I don’t get much spam these days: 2-3 pieces hit my local spam box a week, with almost nothing in my inbox.

The crux of this strategy is never, ever, giving any online entity the same email address. Thus:

  • Amazon -> amazon@example.com
  • eBay -> ebay@example.com
  • Cat Fancy Forums -> catfancyforums@example.com

(I’d hate to be the guy trying to use example.com for anything related to email…)

Since *@example.com gets delivered to my mailbox by default, this is a painless strategy.

Once in a while, one of these addresses will get compromised. (As a side note, based on my analysis it’s now my opinion that almost anything that eventually gets handled by Constant Contact gets compromised but that’s a different issue entirely.) So a bunch of stuff starts showing up in my Apple Mail junk mailbox. Again, not much but I’d rather not see it on my phone.

So, here’s the trick: Almost everything in that junk mailbox is a result of an email address getting compromised or spammers doing dictionary attacks against the domain (happens all the time). So, it’d be nice to quickly get a list of all of those “compromised” addresses.

Enter sed:

[myhostname:~] myuser% sed -n -e "s/Envelope-to: \(.*\)/\1: :fail: No such person at this address/p" ~/Library/Mail/[% Mailbox name%]/Junk.mbox/Messages/*.emlx | sed s/,//g |  sort -k 1,1 -u

(Change [%Mailbox name%] to reflect the actual path to your email account (explore ~/Library/Mail).

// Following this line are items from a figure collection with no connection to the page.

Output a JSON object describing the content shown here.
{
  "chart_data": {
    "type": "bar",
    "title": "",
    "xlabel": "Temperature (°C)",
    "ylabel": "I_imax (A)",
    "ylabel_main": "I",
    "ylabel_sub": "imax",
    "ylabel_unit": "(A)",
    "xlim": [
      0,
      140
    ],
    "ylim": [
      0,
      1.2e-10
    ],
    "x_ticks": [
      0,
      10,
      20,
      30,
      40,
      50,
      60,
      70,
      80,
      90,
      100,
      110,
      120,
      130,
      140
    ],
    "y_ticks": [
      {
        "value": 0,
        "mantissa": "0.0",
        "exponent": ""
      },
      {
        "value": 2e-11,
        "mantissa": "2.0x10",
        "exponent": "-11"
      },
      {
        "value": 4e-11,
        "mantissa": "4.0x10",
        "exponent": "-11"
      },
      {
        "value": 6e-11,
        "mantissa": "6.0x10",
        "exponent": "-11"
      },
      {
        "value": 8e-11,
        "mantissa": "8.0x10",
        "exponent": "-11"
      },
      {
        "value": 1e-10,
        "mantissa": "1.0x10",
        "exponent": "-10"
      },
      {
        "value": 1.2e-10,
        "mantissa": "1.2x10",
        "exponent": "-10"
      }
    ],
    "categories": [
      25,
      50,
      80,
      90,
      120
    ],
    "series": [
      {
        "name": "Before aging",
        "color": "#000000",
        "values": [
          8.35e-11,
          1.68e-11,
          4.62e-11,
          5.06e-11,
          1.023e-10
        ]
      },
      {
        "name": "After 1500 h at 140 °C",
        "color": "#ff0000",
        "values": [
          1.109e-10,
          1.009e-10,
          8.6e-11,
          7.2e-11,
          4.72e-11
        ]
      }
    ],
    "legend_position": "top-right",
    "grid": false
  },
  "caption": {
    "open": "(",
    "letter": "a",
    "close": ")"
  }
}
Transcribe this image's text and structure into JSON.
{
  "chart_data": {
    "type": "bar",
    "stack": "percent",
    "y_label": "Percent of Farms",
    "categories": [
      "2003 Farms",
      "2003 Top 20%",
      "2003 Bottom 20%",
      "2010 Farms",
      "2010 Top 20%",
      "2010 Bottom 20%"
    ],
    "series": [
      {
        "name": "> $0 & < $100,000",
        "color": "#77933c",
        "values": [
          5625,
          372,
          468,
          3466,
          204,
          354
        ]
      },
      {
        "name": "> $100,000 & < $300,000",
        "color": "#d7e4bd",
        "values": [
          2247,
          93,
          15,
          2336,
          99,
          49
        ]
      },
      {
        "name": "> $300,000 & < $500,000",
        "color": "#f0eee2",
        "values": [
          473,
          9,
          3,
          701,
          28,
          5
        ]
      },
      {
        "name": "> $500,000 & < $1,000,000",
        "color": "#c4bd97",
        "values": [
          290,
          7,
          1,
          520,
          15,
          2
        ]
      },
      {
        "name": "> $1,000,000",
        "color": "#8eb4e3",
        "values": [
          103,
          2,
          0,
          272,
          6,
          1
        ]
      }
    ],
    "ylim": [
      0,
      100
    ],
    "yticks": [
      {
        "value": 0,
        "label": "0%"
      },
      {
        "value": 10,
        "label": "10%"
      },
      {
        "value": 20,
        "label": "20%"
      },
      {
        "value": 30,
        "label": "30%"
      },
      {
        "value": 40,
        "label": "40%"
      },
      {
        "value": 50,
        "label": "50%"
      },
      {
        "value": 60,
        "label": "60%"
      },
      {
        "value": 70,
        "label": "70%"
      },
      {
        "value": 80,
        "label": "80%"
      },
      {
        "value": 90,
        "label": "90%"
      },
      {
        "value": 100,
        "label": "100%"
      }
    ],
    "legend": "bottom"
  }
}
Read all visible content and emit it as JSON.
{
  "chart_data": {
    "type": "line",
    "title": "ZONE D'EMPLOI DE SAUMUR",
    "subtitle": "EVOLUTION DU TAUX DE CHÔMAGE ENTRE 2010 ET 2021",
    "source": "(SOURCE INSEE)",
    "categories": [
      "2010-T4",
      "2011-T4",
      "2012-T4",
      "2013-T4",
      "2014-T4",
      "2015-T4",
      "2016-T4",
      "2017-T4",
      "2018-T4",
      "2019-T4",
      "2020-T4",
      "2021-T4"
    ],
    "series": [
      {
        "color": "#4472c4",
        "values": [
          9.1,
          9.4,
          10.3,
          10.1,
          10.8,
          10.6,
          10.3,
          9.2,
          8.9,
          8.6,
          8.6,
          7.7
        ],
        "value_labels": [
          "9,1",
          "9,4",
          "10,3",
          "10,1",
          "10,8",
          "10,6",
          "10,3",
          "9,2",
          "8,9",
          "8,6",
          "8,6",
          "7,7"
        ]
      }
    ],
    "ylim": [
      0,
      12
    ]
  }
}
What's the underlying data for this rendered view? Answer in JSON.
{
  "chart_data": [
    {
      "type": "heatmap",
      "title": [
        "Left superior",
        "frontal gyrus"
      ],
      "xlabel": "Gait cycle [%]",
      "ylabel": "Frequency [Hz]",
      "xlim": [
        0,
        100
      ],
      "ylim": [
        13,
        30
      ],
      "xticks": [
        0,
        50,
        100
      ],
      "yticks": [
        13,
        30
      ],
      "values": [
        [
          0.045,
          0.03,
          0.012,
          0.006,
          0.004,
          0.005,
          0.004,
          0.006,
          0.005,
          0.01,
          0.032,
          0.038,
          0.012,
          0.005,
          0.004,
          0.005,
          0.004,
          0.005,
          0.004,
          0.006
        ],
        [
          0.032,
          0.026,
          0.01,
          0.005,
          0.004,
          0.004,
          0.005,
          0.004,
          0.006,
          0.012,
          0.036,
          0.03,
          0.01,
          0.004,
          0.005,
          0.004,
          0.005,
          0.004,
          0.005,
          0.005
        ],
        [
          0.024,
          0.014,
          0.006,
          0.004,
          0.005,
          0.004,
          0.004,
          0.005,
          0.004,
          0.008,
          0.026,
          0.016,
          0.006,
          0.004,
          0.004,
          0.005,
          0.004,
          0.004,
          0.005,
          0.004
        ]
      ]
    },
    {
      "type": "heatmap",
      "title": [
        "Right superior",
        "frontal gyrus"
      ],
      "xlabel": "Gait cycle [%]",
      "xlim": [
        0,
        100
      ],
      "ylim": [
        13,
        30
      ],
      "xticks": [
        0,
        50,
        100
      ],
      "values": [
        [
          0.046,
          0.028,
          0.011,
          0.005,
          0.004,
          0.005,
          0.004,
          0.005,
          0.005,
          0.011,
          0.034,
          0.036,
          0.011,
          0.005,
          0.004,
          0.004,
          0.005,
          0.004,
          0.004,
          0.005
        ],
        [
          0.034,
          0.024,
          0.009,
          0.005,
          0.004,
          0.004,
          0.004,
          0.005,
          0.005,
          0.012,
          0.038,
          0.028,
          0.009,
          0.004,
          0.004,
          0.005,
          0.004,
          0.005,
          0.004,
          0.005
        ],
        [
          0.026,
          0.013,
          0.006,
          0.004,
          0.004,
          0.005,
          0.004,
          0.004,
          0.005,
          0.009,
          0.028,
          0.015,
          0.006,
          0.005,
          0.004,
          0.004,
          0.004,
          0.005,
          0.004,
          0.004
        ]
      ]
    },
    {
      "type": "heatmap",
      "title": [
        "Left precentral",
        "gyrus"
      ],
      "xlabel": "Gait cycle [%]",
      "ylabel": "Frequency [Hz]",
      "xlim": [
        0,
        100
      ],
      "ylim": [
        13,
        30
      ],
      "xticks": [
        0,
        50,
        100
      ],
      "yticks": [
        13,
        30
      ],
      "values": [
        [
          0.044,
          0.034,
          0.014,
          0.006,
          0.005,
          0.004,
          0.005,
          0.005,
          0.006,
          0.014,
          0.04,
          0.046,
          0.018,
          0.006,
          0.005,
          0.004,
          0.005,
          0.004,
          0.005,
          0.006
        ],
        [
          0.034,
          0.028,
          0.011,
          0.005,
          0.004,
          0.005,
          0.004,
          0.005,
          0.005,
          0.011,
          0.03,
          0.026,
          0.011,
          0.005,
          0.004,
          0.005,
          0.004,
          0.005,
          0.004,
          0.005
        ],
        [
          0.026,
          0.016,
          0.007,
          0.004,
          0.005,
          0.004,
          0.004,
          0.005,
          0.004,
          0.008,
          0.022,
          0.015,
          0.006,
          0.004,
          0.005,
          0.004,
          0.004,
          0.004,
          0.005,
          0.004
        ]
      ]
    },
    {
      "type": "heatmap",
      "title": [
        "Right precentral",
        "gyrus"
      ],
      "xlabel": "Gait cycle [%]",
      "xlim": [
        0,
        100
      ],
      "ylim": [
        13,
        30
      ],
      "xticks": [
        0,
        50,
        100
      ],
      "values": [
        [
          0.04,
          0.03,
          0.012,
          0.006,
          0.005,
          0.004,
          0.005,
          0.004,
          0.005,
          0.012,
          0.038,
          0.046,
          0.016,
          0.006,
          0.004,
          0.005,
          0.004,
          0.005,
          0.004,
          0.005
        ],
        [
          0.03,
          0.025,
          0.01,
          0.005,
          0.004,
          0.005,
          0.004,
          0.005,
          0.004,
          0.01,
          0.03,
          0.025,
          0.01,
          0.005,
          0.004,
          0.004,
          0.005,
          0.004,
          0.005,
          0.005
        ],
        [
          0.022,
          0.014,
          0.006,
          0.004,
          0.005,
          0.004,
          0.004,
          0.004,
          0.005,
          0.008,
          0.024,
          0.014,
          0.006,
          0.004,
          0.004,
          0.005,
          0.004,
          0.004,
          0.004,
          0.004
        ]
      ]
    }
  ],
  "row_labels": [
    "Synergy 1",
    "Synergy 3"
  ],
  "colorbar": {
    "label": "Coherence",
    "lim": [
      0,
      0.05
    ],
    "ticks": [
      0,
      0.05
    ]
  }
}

You’ll get something like:

[myhostname:~] myuser% sed -n -e "s/Envelope-to: \(.*\)/\1: :fail: No such person at this address/p" ~/Library/Mail/[% Mailbox name%]/Junk.mbox/Messages/*.emlx | sed s/,//g |  sort -k 1,1 -u
1578indianadmz@example.com: :fail: No such person at this address
aa-nt@example.com: :fail: No such person at this address
asw@example.com: :fail: No such person at this address
c51367bf.9040306@example.com: :fail: No such person at this address
ccpe-harvard@example.com: :fail: No such person at this address
changents@example.com: :fail: No such person at this address
comcastoffers@example.com: :fail: No such person at this address
cvscaremark@example.com: :fail: No such person at this address
ef6efd36.4050106@example.com: :fail: No such person at this address
fasttrackschedule@example.com: :fail: No such person at this address
gazelle@example.com: :fail: No such person at this address
hostgatoraffiliate@example.com: :fail: No such person at this address
itoemeasmp4dist@example.com: :fail: No such person at this address
lawguru@example.com: :fail: No such person at this address
lis@example.com: :fail: No such person at this address
monsterjobs@example.com: :fail: No such person at this address
ohon@example.com: :fail: No such person at this address
petcarerx@example.com: :fail: No such person at this address
stell@example.com: :fail: No such person at this address
yde@example.com: :fail: No such person at this address
[myhostname:~] myuser%

(Note for the lawyers out there: no suggestion is made that any of the foregoing accounts were actually spammed by the companies referenced…)

Remove anything that you want to keep, add it to the end of your domain’s valias file located at /etc/valiases/yourdomain.com, and you will never get email at that compromised address again. It takes about 5 minutes end-to-end and—done once a quarter or so—it can dramatically cut down on the spam you receive. It works brilliantly for me.